Commercio, quale sviluppo vogliamo?

Rimini

A Ravenna aprirà un nuovo centro commerciale in zona Pala De André. A Lugo costruiranno un nuovo centro commerciale al posto dell’Ex Venturi, mentre a Forlì sono appena partiti i lavori per un discount tedesco e il consiglio comunale dovrà esprimersi presto su un nuovo progetto analogo che dovrebbe prendere forma nei prossimi mesi. Ma davvero ne abbiamo bisogno? O meglio: davvero è quello il modello di sviluppo commerciale di cui questa terra ha bisogno?

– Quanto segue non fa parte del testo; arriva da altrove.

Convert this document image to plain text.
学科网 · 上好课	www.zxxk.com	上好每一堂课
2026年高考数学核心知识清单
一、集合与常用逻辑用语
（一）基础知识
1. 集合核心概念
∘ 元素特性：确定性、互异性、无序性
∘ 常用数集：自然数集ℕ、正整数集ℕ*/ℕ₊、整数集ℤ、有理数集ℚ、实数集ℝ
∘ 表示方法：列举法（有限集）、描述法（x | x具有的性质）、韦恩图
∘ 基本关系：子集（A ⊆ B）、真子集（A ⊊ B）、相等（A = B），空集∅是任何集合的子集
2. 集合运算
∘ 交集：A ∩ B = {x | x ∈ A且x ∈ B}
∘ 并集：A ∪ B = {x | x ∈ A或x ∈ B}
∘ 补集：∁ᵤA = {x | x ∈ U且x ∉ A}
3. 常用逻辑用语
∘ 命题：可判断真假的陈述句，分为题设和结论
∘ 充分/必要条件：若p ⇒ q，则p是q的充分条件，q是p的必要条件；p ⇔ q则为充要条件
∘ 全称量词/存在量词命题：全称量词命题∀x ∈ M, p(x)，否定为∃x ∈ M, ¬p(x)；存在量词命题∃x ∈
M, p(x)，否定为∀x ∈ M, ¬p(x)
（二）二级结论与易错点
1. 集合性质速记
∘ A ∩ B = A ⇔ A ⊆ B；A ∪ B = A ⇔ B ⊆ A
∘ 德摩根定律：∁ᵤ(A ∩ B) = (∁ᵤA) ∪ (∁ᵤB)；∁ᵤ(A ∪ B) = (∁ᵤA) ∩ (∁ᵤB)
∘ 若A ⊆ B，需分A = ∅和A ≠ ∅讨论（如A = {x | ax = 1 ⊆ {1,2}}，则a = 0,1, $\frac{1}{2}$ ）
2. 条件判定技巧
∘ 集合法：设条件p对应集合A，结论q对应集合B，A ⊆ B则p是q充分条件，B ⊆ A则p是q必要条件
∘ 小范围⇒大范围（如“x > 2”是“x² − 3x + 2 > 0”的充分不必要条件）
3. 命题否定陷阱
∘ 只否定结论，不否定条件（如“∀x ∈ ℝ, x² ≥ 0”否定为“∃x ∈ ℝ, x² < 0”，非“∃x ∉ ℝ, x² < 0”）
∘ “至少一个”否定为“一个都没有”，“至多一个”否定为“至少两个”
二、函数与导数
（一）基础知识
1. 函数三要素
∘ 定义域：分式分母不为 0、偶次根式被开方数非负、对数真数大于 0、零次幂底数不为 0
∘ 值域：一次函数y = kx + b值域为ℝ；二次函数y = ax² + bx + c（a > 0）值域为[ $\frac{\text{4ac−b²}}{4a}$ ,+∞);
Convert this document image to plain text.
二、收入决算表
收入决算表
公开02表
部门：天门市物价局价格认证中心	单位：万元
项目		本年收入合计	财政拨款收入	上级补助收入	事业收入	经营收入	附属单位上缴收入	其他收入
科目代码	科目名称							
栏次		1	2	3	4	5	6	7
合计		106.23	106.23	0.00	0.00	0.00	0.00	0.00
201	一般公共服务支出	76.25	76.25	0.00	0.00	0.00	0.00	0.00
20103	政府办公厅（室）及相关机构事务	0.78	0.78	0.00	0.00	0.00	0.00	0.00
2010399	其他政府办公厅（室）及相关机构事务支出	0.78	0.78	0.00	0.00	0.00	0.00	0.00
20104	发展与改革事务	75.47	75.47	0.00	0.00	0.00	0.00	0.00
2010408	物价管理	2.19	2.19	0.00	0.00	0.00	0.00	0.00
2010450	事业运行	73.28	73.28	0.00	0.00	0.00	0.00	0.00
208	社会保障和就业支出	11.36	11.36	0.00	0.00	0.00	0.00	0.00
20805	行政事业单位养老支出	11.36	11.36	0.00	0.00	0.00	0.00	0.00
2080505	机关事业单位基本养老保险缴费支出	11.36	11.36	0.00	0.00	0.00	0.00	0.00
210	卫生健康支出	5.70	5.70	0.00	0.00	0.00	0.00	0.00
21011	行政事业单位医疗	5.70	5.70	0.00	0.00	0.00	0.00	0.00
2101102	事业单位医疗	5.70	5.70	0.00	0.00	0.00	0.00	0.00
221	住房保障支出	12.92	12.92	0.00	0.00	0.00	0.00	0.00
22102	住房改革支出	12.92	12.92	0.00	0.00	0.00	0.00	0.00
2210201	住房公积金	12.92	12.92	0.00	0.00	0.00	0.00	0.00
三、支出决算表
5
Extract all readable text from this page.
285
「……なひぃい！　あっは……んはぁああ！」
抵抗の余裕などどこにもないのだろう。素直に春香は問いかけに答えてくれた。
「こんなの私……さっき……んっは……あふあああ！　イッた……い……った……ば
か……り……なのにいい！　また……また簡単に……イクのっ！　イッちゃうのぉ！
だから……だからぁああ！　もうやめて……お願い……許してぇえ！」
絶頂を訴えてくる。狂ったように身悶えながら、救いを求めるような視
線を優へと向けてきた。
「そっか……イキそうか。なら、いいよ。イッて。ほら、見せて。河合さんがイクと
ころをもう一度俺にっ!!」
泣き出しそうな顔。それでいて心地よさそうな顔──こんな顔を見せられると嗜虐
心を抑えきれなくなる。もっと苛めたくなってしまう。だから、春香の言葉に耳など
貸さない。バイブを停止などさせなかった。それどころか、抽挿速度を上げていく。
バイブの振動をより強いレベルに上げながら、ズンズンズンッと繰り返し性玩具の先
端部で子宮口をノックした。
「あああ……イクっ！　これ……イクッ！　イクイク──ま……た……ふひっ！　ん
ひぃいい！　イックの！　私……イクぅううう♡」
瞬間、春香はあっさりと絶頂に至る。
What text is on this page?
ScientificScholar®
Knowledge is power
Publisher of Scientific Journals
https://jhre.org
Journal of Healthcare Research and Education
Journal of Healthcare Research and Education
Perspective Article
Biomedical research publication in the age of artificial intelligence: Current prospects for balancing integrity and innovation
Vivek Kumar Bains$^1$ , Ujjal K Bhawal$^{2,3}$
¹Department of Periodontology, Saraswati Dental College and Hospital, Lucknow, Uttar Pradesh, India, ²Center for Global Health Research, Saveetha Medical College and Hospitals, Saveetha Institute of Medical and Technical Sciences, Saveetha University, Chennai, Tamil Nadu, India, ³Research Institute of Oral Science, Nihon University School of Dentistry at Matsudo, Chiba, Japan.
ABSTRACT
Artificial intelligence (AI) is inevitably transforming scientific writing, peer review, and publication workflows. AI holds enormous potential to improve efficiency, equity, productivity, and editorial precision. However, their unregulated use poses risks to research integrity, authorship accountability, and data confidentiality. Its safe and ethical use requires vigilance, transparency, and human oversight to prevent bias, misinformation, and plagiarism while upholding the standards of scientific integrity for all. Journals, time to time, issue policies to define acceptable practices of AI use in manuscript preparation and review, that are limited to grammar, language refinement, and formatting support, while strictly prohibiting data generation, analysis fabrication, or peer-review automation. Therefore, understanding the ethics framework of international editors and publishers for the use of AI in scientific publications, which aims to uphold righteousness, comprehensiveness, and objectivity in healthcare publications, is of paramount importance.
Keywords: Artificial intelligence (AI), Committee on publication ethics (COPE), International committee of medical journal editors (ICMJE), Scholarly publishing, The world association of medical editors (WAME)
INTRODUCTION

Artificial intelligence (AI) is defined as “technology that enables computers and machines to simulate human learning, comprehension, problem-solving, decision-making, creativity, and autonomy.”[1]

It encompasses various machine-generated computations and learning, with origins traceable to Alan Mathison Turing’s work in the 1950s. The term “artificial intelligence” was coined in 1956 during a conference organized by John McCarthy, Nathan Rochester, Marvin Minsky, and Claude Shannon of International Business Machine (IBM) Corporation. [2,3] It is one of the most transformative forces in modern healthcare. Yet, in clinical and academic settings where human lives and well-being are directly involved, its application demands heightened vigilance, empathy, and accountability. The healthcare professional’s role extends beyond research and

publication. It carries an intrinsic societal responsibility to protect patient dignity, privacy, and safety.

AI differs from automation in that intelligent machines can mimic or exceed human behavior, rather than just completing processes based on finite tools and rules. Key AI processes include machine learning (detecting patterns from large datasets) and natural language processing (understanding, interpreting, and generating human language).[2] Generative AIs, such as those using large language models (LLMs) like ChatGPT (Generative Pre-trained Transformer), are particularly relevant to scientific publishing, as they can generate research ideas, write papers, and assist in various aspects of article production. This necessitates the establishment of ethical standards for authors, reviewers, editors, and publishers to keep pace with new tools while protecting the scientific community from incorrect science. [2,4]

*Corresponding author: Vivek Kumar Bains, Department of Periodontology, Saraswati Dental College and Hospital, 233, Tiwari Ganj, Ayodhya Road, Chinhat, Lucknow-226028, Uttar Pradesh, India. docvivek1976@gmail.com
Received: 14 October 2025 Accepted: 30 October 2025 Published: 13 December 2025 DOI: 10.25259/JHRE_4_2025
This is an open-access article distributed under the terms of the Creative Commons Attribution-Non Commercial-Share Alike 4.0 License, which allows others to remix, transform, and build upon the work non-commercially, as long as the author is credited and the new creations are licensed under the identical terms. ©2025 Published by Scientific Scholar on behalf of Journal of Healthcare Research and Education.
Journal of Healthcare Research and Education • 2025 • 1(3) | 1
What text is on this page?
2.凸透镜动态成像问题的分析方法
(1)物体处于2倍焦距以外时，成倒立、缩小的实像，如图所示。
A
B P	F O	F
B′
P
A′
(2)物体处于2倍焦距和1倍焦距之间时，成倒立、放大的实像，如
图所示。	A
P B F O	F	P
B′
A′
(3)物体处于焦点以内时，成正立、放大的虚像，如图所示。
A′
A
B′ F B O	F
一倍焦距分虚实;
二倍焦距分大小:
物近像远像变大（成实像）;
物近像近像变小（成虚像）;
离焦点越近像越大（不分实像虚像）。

Sia chiaro: non è giusto criminalizzare niente e nessuno e chi scrive non ha nulla contro i centri commerciali e soprattutto su chi accetta i rischi del mercato per continuare a investire nonostante i tempi incerti. Ma anche la politica, così come l’imprenditoria, dovrebbe capire che ci sono momenti in cui bisogna investire con scelte amministrative coraggiose e contro corrente.

E questo, ad esempio, sarebbe il momento di investire sulla tutela dei piccoli commercianti, perché dovremmo capire che, quando si parla di commercio - in realtà come Ravenna o Lugo o Forlì - non si parla mai solo di commercio. Si parla di tante altre cose: si parla di lavoro, inteso come posti, come diritti e come contributi pagati, si parla di argine al degrado, si parla della tenuta sociale dei nostri quartieri, di cui i commercianti erano guardiani del decoro e della sicurezza. Si parla, insomma, di un patrimonio non solo economico. Nel 2018 pensare che il destino del piccolo commercio sia legato solo alla grande distribuzione probabilmente è falso.

Lo rivelano i recenti dati della Confesercenti regionale che vedono in calo gli acquisti anche nei grandi centri commerciali, anche loro vittime dei negozi virtuali. Grandi catene che, dandoci l’illusione di risparmiare 9 euro su un paio di scarpe, ci fanno credere di essere furbi.

In realtà stiamo impoverendo la nostra economia per far crescere un capitalismo globalizzato che paga le tasse altrove ma toglie diritti a noi, a cominciare dai lavoratori.

Ma senza spostarci troppo lontano proviamo a guardare alle nostre vie dello shopping. Via Cavour, via Diaz e altre. Al posto di negozi storici sorgono ormai grandi catene internazionali: Tiger, Zara e altre. Le stesse che ormai riempiono i centri commerciali.

Che tipo di commercio è? Un commercio che genera (con rispetto parlando) commessi, ma non commercianti. Stiamo sostituendo, poco a poco, una categoria con una classe di lavoratori sfruttata.

E’ un settore economico che in questa città non ha radici e che in questa città, a differenza del passato, non investirà più il suo benessere. I ricavi di Zara non finiranno nelle nostre banche locali, ma al Santander o alla Deutsche Bank. E se scompare la categoria dei commercianti svaniranno anche i risparmi da investire nel nostro territorio. Senza contare il valore sociale dei “vecchi” negozi, fatto di donne e uomini che curavano le “loro” strade come fossero le loro case. Il risultato sarà una spersonalizzazione del centro e non solo del centro.

All’idea che i centri commerciali fossero “non luoghi” ci siamo ormai abituati. Ma l’idea che piazza del popolo diventi un non luogo mette paura. E anche molta tristezza.